By Christina VanGinkel
I could not resist. I was online when an ad caught my attention inquiring if I were a normal parent. I just had to click the button. What followed was a brief survey, which tallied up all of my answers and ultimately gave me a score of 64 out of 100. It labeled me quirky, but alas, normal. I do not know though that a score of 64 is very good.
This got me to thinking though about what exactly is normal when it comes to parenting. A mother of three, and a grandmother to one, I have never given any serious thought, to whether my parenting style is normal. Heck, I am not even sure what normal would be. I am married, twenty-four years as of last week. We have two older children, and when our second child was well out of the baby stage, we decided to have one more child, so besides two adult children, we also have a thirteen year old at home. He has been in public school, in private school, and is now in public school once again. I like being a mom. As I am writing this, I realize that most of my comments to myself on whether I am a normal parent or not, revolve around my parenting style with my husband, so I would have to say here that I am a co-parent, much more than a parent alone, as most decisions about our kids are made mutually.
We spoil our kids, especially our youngest, and our grandson. Is that normal? Our son loves sports, so we have made sure that he has had access to a good football team, where he will get the expertise to not make him a superstar, but with any luck allow him to participate as injury free in a sport that injuries are almost second nature too.

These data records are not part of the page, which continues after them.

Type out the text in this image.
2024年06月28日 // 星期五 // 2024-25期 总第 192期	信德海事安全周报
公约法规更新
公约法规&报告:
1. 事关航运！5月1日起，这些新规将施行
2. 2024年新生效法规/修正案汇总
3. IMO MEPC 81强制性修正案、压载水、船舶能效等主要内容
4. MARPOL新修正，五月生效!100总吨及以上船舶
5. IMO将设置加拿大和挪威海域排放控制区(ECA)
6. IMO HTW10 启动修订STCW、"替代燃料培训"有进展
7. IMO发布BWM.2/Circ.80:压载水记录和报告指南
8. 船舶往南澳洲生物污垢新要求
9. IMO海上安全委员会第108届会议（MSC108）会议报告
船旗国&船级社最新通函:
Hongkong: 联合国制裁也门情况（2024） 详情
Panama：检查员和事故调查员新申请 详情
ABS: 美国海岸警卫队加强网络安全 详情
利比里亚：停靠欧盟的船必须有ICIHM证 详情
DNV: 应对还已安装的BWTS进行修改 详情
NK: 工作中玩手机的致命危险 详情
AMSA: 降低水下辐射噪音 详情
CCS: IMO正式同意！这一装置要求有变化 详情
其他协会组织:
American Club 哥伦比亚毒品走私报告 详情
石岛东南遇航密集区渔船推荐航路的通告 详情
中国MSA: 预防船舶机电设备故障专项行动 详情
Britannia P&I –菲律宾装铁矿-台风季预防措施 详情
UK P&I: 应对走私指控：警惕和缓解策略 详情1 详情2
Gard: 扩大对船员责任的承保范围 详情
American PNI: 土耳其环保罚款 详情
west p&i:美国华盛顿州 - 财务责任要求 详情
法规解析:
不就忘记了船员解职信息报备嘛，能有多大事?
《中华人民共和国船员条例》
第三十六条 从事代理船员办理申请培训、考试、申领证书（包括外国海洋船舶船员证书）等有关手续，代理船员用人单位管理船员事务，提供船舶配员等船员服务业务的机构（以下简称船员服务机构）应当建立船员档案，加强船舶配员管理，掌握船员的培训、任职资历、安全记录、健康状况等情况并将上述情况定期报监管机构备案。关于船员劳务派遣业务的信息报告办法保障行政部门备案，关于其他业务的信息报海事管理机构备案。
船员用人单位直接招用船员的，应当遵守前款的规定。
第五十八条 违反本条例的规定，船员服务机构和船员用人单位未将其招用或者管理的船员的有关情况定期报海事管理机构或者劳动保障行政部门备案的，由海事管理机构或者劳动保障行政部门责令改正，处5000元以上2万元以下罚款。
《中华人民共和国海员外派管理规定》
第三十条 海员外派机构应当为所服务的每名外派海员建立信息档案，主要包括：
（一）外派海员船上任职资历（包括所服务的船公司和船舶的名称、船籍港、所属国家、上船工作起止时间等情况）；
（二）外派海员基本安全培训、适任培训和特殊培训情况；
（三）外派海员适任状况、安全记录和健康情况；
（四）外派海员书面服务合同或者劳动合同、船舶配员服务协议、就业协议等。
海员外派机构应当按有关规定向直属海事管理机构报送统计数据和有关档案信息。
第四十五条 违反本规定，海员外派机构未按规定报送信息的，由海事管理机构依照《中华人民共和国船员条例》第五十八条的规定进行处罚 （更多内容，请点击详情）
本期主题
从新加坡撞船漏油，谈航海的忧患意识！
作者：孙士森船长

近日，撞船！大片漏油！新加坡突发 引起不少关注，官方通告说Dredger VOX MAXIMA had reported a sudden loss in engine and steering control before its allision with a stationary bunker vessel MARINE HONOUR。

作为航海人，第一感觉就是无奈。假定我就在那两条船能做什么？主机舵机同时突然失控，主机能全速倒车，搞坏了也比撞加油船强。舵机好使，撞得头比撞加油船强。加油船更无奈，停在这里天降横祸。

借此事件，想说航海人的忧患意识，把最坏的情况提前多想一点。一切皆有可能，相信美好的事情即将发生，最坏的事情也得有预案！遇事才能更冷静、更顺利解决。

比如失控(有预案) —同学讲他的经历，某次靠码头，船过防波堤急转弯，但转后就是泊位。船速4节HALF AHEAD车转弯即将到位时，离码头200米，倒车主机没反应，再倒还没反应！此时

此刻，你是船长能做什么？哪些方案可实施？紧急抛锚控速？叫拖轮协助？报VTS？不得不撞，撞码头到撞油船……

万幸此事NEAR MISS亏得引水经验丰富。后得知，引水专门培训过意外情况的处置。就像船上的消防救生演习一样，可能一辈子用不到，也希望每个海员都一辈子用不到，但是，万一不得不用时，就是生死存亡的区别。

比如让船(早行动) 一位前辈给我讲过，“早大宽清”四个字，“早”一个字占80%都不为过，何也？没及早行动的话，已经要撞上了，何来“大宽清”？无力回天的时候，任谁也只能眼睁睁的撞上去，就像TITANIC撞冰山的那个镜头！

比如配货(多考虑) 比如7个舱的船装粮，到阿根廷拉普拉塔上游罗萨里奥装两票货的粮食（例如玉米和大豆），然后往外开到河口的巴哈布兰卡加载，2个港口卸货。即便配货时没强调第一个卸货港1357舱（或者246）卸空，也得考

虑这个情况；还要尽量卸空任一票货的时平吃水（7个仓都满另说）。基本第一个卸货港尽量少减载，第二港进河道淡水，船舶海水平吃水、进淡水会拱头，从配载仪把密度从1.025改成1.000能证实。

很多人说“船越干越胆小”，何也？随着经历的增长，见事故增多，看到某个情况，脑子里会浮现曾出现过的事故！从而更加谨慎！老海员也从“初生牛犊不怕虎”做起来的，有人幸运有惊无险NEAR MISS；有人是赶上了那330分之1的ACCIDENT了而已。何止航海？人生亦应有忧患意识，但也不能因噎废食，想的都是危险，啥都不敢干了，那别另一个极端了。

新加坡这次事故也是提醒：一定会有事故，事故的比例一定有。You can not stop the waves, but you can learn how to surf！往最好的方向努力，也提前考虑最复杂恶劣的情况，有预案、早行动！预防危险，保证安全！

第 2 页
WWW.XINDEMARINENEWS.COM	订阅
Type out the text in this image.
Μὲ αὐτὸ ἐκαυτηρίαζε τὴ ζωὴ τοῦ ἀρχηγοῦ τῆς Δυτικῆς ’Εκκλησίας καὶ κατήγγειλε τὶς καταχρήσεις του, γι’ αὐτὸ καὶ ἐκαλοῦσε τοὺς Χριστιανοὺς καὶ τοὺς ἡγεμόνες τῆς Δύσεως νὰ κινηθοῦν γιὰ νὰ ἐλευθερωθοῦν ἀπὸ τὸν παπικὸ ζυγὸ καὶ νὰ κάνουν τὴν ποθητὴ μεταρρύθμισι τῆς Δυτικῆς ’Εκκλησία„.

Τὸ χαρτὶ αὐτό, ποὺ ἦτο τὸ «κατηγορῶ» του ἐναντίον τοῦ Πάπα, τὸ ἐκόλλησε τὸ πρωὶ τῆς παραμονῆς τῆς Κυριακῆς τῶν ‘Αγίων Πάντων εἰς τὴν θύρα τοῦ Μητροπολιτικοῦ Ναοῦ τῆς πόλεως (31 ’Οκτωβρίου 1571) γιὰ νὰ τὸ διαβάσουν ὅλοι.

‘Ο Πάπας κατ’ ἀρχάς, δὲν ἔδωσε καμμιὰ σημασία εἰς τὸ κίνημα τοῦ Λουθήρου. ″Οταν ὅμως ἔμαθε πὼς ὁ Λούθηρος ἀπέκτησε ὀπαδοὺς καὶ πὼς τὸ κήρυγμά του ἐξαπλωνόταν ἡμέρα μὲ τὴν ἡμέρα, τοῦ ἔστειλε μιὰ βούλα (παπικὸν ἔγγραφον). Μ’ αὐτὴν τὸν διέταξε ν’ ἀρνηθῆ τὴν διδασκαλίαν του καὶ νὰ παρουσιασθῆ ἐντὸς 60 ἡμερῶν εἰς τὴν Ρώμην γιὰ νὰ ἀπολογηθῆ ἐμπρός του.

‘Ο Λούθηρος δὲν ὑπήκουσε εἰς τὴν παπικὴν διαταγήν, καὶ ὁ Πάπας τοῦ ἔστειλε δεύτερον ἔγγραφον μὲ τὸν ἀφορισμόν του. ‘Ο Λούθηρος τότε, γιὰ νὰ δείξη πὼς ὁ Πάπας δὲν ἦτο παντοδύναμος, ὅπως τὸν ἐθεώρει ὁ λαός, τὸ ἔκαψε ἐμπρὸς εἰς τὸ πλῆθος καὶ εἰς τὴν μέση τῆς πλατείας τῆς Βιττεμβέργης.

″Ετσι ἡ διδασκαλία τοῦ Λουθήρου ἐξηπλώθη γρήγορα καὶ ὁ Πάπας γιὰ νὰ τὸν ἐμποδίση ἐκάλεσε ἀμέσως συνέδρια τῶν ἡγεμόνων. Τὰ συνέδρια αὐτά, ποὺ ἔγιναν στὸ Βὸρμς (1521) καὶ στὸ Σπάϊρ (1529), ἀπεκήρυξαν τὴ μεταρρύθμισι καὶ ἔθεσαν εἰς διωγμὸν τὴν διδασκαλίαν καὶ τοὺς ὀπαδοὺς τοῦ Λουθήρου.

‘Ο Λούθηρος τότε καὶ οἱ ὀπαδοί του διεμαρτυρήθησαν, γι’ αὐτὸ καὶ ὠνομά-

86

He loves to snowboard, so we run him through the winter months every chance he has, to spend his days on the hill. In the summer, we let him ride motocross. He is currently the owner of a KX100. Many other mothers of his friends ask me how I can stand him being in so many risky sports. I do not think they are risky as long as he is wearing safety gear and has the advantage of good instructors. Risky is letting your child run across the street without teaching them to look both ways, and then look again before they cross. Does that make me normal or not? We demand good grades, not that is what we want, but because we now that is what he is capable of. We go to the movies together. That is more of a mom, son thing, as dad takes the time we go to the movies and spends it glued to the television set watching any football game he can find!. They, my husband and son, hunt together, though I have been known to go along with my camera when they hunt black bear. Does that make us abnormal, or are we still in the normal category there?
We let our son choose his own clothes and hairstyles. He has had everything from a Mohawk to blue hair. His favorite hair cut is actually a buzz though, so I feel we won the hair battle by ignoring it when he was small and letting him have freedom with something that would never be permanent. His clothes seem to run a bit on the baggy side, but at thirteen years old, he is now five foot ten, two hundred pounds, a size thirteen shoe, and growing by the day. I may sometimes wish he would pick something a bit more fitted, but then I would have to replace his clothes that much more often, so I just ignore the loose jeans and baggy shirts and acknowledge that at least he is comfortable. I am outspoken with his teachers, and this may not make me the favorite parent with them, yet they know they can call me up about anything and I will listen. I have volunteered at his schools for everything from library help, reading buddy, to supervising the little kids at this years Christmas shop. Last year, one of my children stories was put on as a theatrical production by the first through fourth grade. I would say that make me active at his schools. Does that make me a normal parent?
I could go on, but I have to run to the store to buy groceries, so I can cook dinner, which we will all sit down together and eat at the same time. Nope, I do not think we are normal parents after all!